Don’t Go To Extremes For a Dress… Even a Wedding Gown


Trigger Warning: If you suffer from an eating disorder, you might want to skip this one. It could be detrimental to your recovery.

So. Dieting to fit into your wedding gown. Can we talk about this for a minute?

Since I write a wedding planning blog, I do see a lot of articles about how best to lose those unwanted pounds, because really, who wants to be fat on her wedding day? At least, the common assumption is that you want to lose weight for your wedding. In fact, I remember having several people tell me when I got engaged that there are two things every bride in the world does: grows her hair out and goes on a diet.

Funny, I did neither. Okay, my hair was already as long as it will grow, so there really wasn’t any way to grow it longer. But I had been thinner in my life, and I didn’t go on a diet, either.

But back to these articles.

A scary number of them promote some truly unhealthy practices. For instance, this morning I woke to an article about the trendy new K-E diet plan. As far as I can tell from a quick Google search, this one started popping up about december of last year. Most of the articles I can find on it seem more like advertorials, and I found a couple inquiries on wedding planning boards… but I’m not finding a lot of reliable information beyond that.

Still, the description that popped up on Yahoo Headlines this morning does include some rather frightening details. Apparently this ‘diet plan’ consists of having a feeding tube inserted nasally and carrying a feeding bag with you everywhere you go. That’s right! You don’t eat for ten days. You carry around a feeding bag that gives you a steady drip of nutrients (800 calories a day with 0 – that’s a whopping zero – carbohydrates) and don’t ingest anything orally for more than a week.
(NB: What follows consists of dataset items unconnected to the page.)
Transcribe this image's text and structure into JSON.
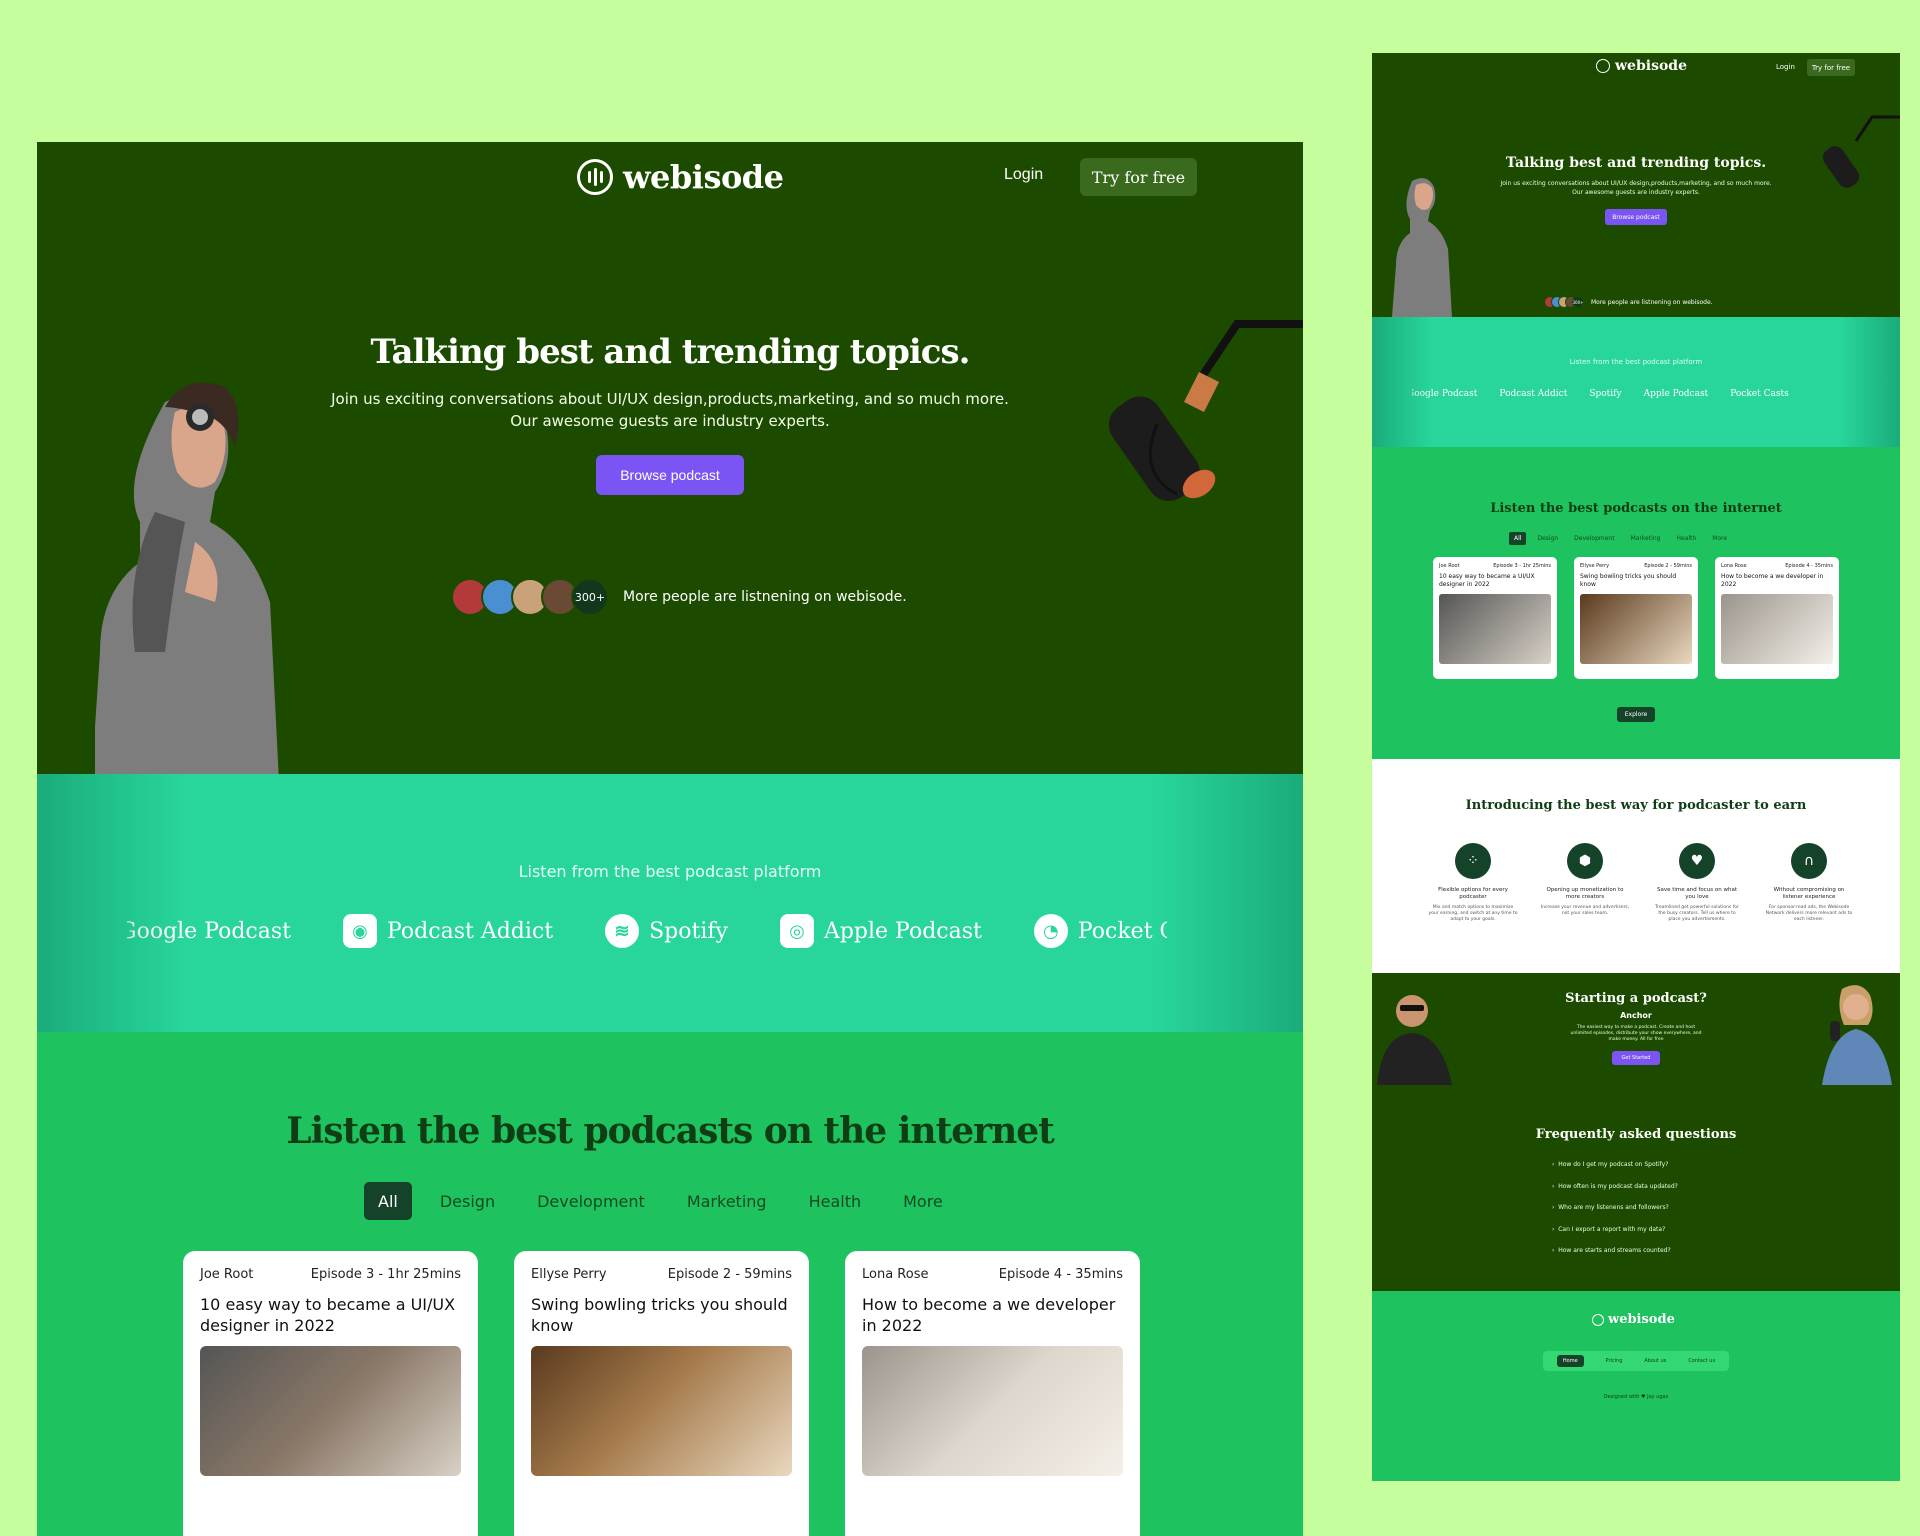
{
  "brand": {
    "name": "webisode"
  },
  "header": {
    "login": "Login",
    "try": "Try for free"
  },
  "hero": {
    "title": "Talking best and trending topics.",
    "subtitle_line1": "Join us exciting conversations about UI/UX design,products,marketing, and so much more.",
    "subtitle_line2": "Our awesome guests are industry experts.",
    "cta": "Browse podcast",
    "listener_count": "300+",
    "listener_text": "More people are listnening on webisode."
  },
  "platforms": {
    "title": "Listen from the best podcast platform",
    "items": [
      {
        "name": "Google Podcast",
        "icon": "google-podcast-icon"
      },
      {
        "name": "Podcast Addict",
        "icon": "podcast-addict-icon"
      },
      {
        "name": "Spotify",
        "icon": "spotify-icon"
      },
      {
        "name": "Apple Podcast",
        "icon": "apple-podcast-icon"
      },
      {
        "name": "Pocket Casts",
        "icon": "pocket-casts-icon"
      }
    ]
  },
  "listen": {
    "title": "Listen the best podcasts on the internet",
    "tabs": [
      "All",
      "Design",
      "Development",
      "Marketing",
      "Health",
      "More"
    ],
    "cards": [
      {
        "author": "Joe Root",
        "episode": "Episode 3 - 1hr 25mins",
        "title": "10 easy way to became a UI/UX designer in 2022"
      },
      {
        "author": "Ellyse Perry",
        "episode": "Episode 2 - 59mins",
        "title": "Swing bowling tricks you should know"
      },
      {
        "author": "Lona Rose",
        "episode": "Episode 4 - 35mins",
        "title": "How to become a we developer in 2022"
      }
    ],
    "explore": "Explore"
  },
  "earn": {
    "title": "Introducing the best way for podcaster to earn",
    "features": [
      {
        "title": "Flexible options for every podcaster",
        "desc": "Mix and match options to maximize your earning, and switch at any time to adapt to your goals."
      },
      {
        "title": "Opening up monetization to more creators",
        "desc": "Increase your revenue and advertisers, not your sales team."
      },
      {
        "title": "Save time and focus on what you love",
        "desc": "Treamlined get powerful solutions for the busy creators. Tell us where to place you advertisments."
      },
      {
        "title": "Without compromising on listener experience",
        "desc": "For sponsor-read ads, the Webisode Network delivers more relevant ads to each listener."
      }
    ]
  },
  "anchor": {
    "title": "Starting a podcast?",
    "subtitle": "Anchor",
    "desc": "The easiest way to make a podcast. Create and host unlimited episodes, distribute your show everywhere, and make money. All for free",
    "cta": "Get Started"
  },
  "faq": {
    "title": "Frequently asked questions",
    "items": [
      "How do I get my podcast on Spotify?",
      "How often is my podcast data updated?",
      "Who are my listenens and followers?",
      "Can I export a report with my data?",
      "How are starts and streams counted?"
    ]
  },
  "footer": {
    "nav": [
      "Home",
      "Pricing",
      "About us",
      "Contact us"
    ],
    "designed": "Designed with ♥ Jay ugas"
  },
  "colors": {
    "dark_green": "#1c4b00",
    "teal": "#28d69c",
    "green": "#1ec35f",
    "purple": "#7b55f3",
    "background": "#c6fe9e"
  }
}
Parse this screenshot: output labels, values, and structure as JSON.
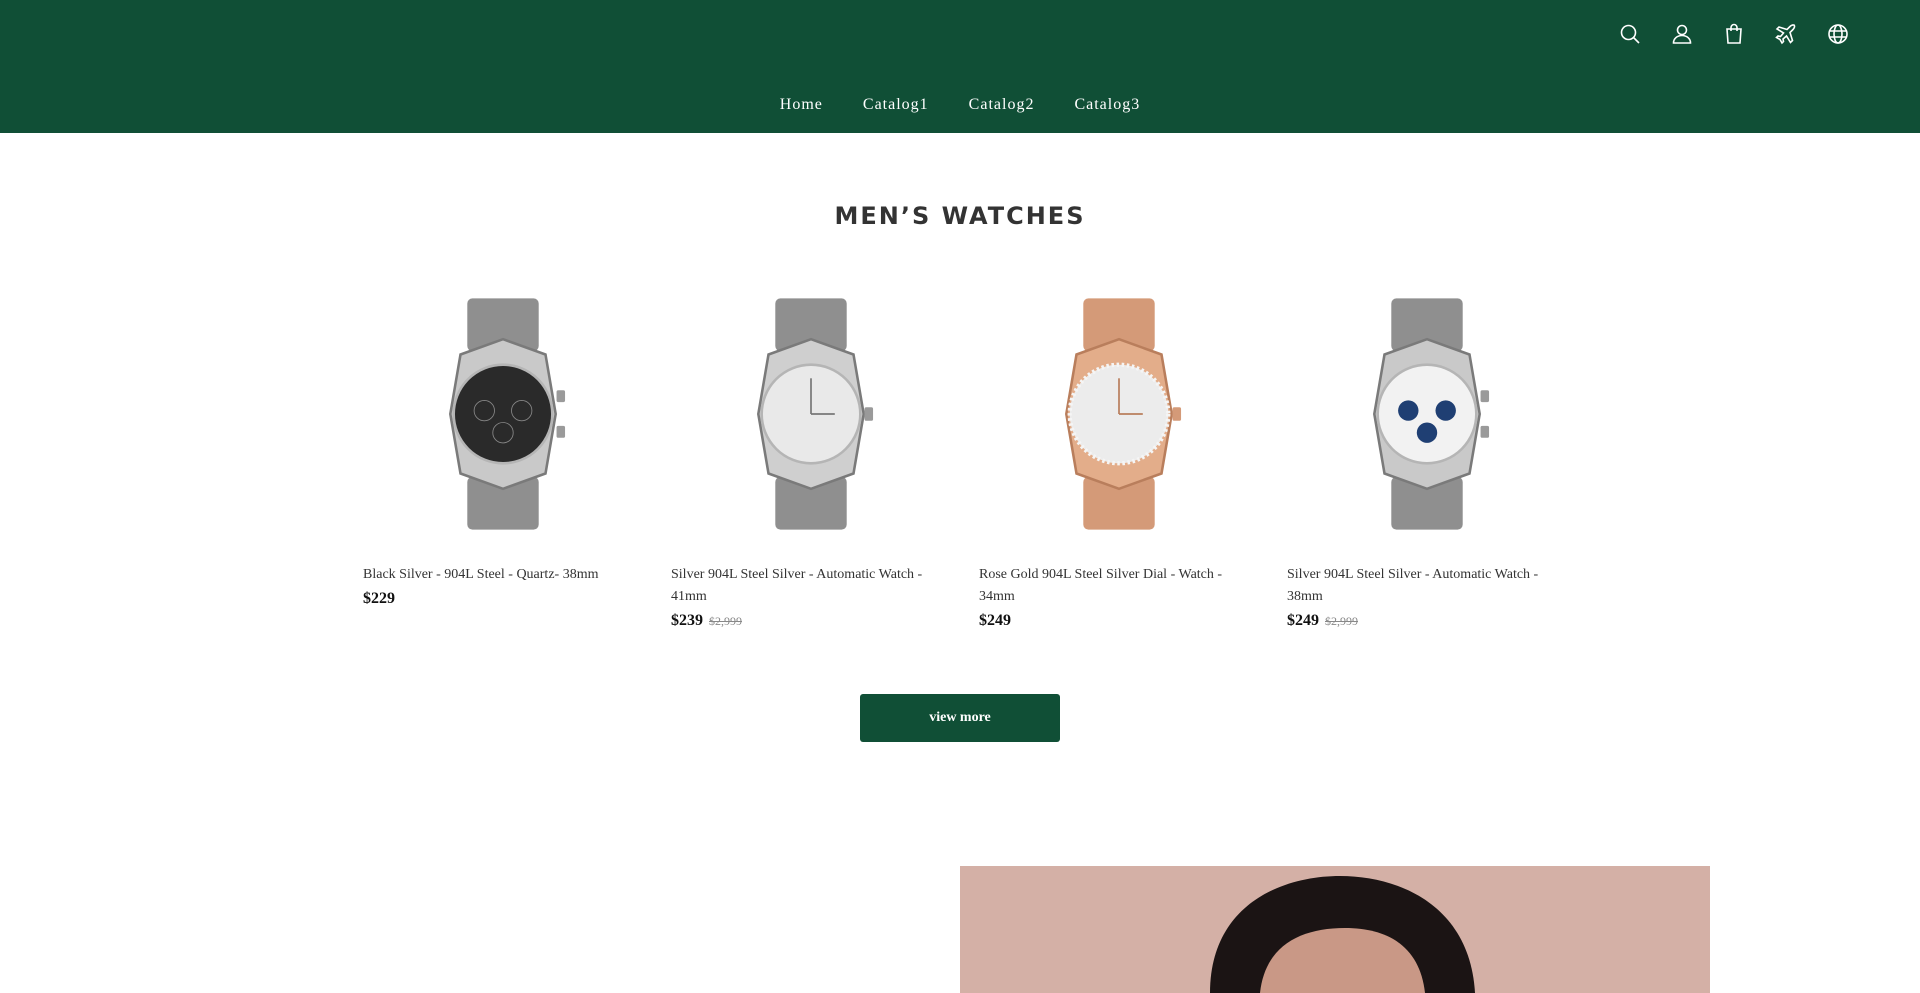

Putting aside the discomfort of the feeding tube, the general oddness of not being able to eat anything solid for no good medical reason, and the annoyance of both carrying that bag around and explaining to everyone why you have a feeding tube in your nose when you don’t have a medical condition that requires it, let’s look at the nutritional breakdown here, shall we?

The average, relatively sedentary, adult woman aged 19 – 30 requires roughly 2000 calories a day according to WebMD, which is not exactly a bastion of anti-diet rhetoric. In fact, I used up a lot of Sanity Watcher’s points just checking that statistic, because the page was festooned with diet plan ads and articles about how to diet more effectively. If you’re active or pregnant, your baseline caloric needs will be higher. Also, this is an average. Your specific needs may be somewhat higher or lower based simply on how your body uses and stores energy.

But let’s accept 2000 calories a day as what a relatively sedentary, adult woman needs to meet her energy requirements and stay fairly healthy. This diet plan requires her to carry a calorie deficit of 1200 calories a day for a week and a half.

For comparison, prisoners in the Auschwitz concentration camp were fed between 1300 and 1700 calories of food per day, depending on whether or not they were expected to do hard labor.

Admittedly, those prisoners were forced to continue this caloric deficit for months to years rather than less than two weeks, but it still gives us a baseline reason to worry about the health benefits of this ‘treatment.’ I think ‘less food than Auschwitz’ officially puts this concept into the extreme category.

And let’s take a look at nutrition, too, shall we? Because while carbs get a really bad rap in today’s food culture, the fact is we all need them. Contrary to what a lot of people think, carbohydrates aren’t a food group consisting entirely of refined sugar, white rice, potatoes, pasta, and Twinkies. Carbohydrate, along with protein and fat, is a macronutrient. All foods contain at least one of these macronutrients, and many contain at least two. There is a carbohydrate element in every fruit and vegetable you eat, as well as in all grains and pulses.

So what does carbohydrate give us? In a word, energy. There’s a reason distance runners and swimmers eat a lot of pasta: it’s an efficient way of getting a lot of energy to the muscles so they can do what is demanded of them.

In short, this diet places its followers on a starvation level of caloric intake combined with the removal of the element that allows us the energy to exercise. It does so to the detriment of social interaction using unnecessary medical interventions.

All to fit into a dress.

I’ve said it before and I’ll say it again: it’s the job of the dress to fit you, not your job to fit into the dress.

When choosing what to wear for your wedding, buy it to fit the body you already have, not the one you wish you had. If your body is prone to weight fluctuation, pick a style that is forgiving of a little variation. Don’t make a huge, drastic change to your diet or exercise routine close to the wedding. Just try to eat from a variety of foods, get enough rest, move your body in a way you enjoy, hydrate well for a healthy glow, and let your waistline be what it will.

After all, your intended chose you knowing what you look like. Love your body. Treat it well. It isn’t the enemy. Your body is you. Why spend your time fighting you?

No dress is worth putting your health in harm’s way.

One Response to “Don’t Go To Extremes For a Dress… Even a Wedding Gown”

  1. “it’s the job of the dress to fit you, not your job to fit into the dress” AMEN TO THAT!